As much of an optimist as I am, it is still undeniable that Irma is one scary mother. Being a Floridian, an obsessed-with-Florida Floridian, my heart breaks at the thought of such devastation hitting so close to home.
The Waiting Game
My loved ones and I have evacuated and prepared as much as we possible. There is no denying that all I can do right now is wait. As an empath, and healer by nature, I desperately want to fix this. I long to help; to make this right. Too bad. I can’t.
“It is what it is.”
I’m typically the first to refute the “it is what it is” saying; my argument being:
“No – it is what we make of it.”
Right now, however, I need to let go. What will be will be. All that is promised in life is change, and change is scary. I can’t control Irma. I can’t fix this. Not yet at least. I know this, you know it, we all know it.
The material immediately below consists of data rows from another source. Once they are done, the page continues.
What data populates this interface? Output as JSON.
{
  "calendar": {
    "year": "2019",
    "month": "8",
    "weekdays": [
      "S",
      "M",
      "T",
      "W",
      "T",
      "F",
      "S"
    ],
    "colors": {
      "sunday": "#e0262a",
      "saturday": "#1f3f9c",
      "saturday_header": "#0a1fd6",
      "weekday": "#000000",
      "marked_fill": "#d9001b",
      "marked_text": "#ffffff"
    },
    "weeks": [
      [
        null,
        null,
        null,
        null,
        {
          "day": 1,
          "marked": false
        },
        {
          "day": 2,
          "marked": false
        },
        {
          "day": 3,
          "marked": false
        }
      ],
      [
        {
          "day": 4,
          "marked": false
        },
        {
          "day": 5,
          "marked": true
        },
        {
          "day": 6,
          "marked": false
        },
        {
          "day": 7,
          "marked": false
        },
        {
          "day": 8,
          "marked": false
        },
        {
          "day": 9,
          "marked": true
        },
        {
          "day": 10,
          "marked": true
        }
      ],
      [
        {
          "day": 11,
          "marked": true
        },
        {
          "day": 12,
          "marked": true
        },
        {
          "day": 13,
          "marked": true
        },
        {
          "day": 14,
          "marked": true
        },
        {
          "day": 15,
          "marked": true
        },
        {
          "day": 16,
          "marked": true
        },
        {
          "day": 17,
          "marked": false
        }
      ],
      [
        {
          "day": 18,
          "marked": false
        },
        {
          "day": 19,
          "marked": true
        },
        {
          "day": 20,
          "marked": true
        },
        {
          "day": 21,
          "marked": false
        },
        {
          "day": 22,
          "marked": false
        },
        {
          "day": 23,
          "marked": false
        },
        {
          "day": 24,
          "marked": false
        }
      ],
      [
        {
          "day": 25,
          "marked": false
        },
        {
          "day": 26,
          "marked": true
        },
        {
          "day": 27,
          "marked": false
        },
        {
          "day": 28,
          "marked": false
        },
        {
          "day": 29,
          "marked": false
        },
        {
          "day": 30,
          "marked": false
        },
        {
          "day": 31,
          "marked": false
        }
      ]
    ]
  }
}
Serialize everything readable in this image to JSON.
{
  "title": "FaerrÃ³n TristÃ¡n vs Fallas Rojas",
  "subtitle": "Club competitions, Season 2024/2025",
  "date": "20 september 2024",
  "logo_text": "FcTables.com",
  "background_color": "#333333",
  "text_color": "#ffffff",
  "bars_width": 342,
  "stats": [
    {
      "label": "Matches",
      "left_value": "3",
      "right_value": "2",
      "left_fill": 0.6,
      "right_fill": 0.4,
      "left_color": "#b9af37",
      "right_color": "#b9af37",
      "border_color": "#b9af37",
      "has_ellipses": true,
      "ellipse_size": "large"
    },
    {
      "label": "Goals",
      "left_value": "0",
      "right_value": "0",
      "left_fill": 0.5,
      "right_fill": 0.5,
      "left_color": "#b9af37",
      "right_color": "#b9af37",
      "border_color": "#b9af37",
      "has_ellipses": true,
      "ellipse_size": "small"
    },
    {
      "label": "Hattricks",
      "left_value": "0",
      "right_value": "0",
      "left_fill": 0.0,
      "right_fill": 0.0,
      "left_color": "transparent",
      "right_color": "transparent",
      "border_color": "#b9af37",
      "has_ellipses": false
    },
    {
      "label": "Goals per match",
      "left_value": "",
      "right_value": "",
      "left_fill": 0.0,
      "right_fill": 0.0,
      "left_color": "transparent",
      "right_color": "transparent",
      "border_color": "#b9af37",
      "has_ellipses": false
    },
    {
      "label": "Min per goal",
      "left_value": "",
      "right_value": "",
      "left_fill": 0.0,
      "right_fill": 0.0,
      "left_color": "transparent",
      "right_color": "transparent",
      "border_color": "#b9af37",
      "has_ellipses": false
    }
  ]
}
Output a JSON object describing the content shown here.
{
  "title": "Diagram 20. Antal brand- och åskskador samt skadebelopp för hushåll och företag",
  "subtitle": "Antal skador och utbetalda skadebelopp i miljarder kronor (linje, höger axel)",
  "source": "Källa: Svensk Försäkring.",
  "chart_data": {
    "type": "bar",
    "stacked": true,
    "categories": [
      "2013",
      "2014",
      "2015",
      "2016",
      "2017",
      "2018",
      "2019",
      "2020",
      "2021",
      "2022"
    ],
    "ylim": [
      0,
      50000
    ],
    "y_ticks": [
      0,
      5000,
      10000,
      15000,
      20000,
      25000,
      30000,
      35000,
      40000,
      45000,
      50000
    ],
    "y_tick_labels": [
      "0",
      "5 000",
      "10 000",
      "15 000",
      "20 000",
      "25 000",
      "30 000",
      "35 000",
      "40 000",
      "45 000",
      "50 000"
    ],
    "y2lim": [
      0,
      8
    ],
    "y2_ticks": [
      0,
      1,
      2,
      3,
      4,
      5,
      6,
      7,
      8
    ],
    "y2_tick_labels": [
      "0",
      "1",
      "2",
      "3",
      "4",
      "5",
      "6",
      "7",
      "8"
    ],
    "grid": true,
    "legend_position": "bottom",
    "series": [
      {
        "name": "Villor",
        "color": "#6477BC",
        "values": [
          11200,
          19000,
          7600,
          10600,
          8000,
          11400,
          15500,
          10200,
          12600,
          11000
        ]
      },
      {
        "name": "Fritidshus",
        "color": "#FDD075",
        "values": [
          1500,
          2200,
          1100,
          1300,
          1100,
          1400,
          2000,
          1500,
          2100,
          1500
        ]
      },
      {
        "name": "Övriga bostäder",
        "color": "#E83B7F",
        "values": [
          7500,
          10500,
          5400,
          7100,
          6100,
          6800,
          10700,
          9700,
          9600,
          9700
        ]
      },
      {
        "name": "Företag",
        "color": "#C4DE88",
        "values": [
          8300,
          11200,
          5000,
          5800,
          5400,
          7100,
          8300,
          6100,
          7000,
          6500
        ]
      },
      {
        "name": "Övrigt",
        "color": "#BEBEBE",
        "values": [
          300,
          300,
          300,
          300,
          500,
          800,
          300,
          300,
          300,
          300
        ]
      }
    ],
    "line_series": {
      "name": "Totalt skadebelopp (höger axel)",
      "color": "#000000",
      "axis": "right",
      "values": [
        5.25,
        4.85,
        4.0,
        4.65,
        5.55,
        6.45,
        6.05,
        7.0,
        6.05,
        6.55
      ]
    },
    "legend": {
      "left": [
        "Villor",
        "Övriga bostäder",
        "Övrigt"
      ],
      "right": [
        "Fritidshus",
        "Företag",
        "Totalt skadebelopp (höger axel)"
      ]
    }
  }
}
But that doesn’t make it any easier.
Reacting Vs. Responding
What we can control is whether we react or respond in any given situation. My hope is that we be mindful to not react. But to respond. With a calm clear mind focused on building, progressing, living forward. I am sorry that I can’t prevent this, protect my community, or help – yet. Until it is safe and reasonable for me to do so, in whatever way that I can, I need to wait; “ride it out.”
The majority of my morning was spent sending only the highest vibes toward my home in Tampa. To my Tampa family. My Houston family. My Universe. We are all one. Namaste, my loves. I love you all.